The Assembly Appropriations Committee voted on AB 1634 (Lloyd Levine, D-Van Nuys), the California Healthy Pets Act, this week. AB 1634 requires that all dogs and cats be spayed or neutered by four months of age unless they are eligible for, and obtain, an intact permit from their local animal control agency. The bill passed out of committee 10 – 6 with Democratic Assembly Member Ma joining the Republicans in voting no and Democratic Assembly Member Caballero abstaining. In addition both Assembly Member Davis and Lieu, who voted for the bill, expressed concerns with the impacts the bill would have on dogs used by law enforcement and stated they may change their votes if their concerns are not addressed by the time the bill reaches the floor. CFBF remains opposed to the bill due to its impacts on dogs used for herding and guarding livestock. The bill now moves to the Assembly floor.
AB 1100 (Ira Ruskin, D-Redwood City) and SB 63 (Carole Migden, D-San Francisco) were heard by the Assembly and Senate Appropriations Committees respectively this week. Both bills were placed on the suspense files as they create new costs for the state due to the inspection and enforcement burdens the state would take on, should the bills ultimately become law. The committees estimated that the ongoing annual costs for the state to be in the range of $225,000. These bills are nearly identical and both require the mandatory labeling of meat and milk from cloned animals or their progeny. CFBF has significant concerns with requiring labeling of a product that is no different from its conventional counterpart. Mandatory labeling of cloned product will ultimately act to ban the technology due to increased identification and tracking costs. CFBF is opposed to both AB 1100 and SB 63.
SB 974 (Alan Lowenthal, D-Long Beach) is being held in the Senate Appropriations Committee because it costs the state more than $150,000 to implement.
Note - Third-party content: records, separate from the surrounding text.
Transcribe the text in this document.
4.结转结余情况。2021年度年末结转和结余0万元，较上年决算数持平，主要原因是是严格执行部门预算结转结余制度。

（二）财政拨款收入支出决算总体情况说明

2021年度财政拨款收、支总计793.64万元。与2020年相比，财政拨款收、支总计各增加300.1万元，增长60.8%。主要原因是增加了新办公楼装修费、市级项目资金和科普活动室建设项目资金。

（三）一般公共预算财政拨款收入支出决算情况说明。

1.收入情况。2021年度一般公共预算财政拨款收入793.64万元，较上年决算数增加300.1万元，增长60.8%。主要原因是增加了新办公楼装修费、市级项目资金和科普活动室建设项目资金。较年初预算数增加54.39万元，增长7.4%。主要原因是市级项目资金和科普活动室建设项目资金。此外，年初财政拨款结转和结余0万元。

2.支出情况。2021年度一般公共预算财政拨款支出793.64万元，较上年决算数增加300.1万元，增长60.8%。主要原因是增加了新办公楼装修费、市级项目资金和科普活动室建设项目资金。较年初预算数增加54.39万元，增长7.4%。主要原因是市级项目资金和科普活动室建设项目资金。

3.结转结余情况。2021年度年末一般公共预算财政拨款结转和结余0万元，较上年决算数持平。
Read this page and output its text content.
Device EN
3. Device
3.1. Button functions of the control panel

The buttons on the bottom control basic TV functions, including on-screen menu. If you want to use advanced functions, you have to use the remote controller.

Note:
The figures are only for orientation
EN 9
The decision will be made by the end of the month whether the legislature deems these costs worthy and allows the bill to move to the Senate floor and ultimately to the Assembly. Lowenthal’s bill would impose a fee of $30 for each "twenty-foot equivalent unit" (TEU) shipping container that is processed at the L.A./Long Beach Port Complex and the Port of Oakland. The cost of agricultural production in California is already higher than out-of-state and foreign competitors, which puts California growers at a competitive disadvantage. California’s farmers cannot simply increase the cost of their product when shipping costs increase. Instead, prices are often set on an international market that does not fluctuate based on California’s business climate. While the intent of SB 974 is not to hurt California’s farmers, the results are unmistakable – California farmers will be less competitive on an international level. SB 974 is a one-size-fits all approach that is inappropriate for financing the infrastructure improvements and environmental mitigation projects created by California’s growing population and economy. Farm Bureau is opposed along with a coalition of over a hundred businesses and organizations.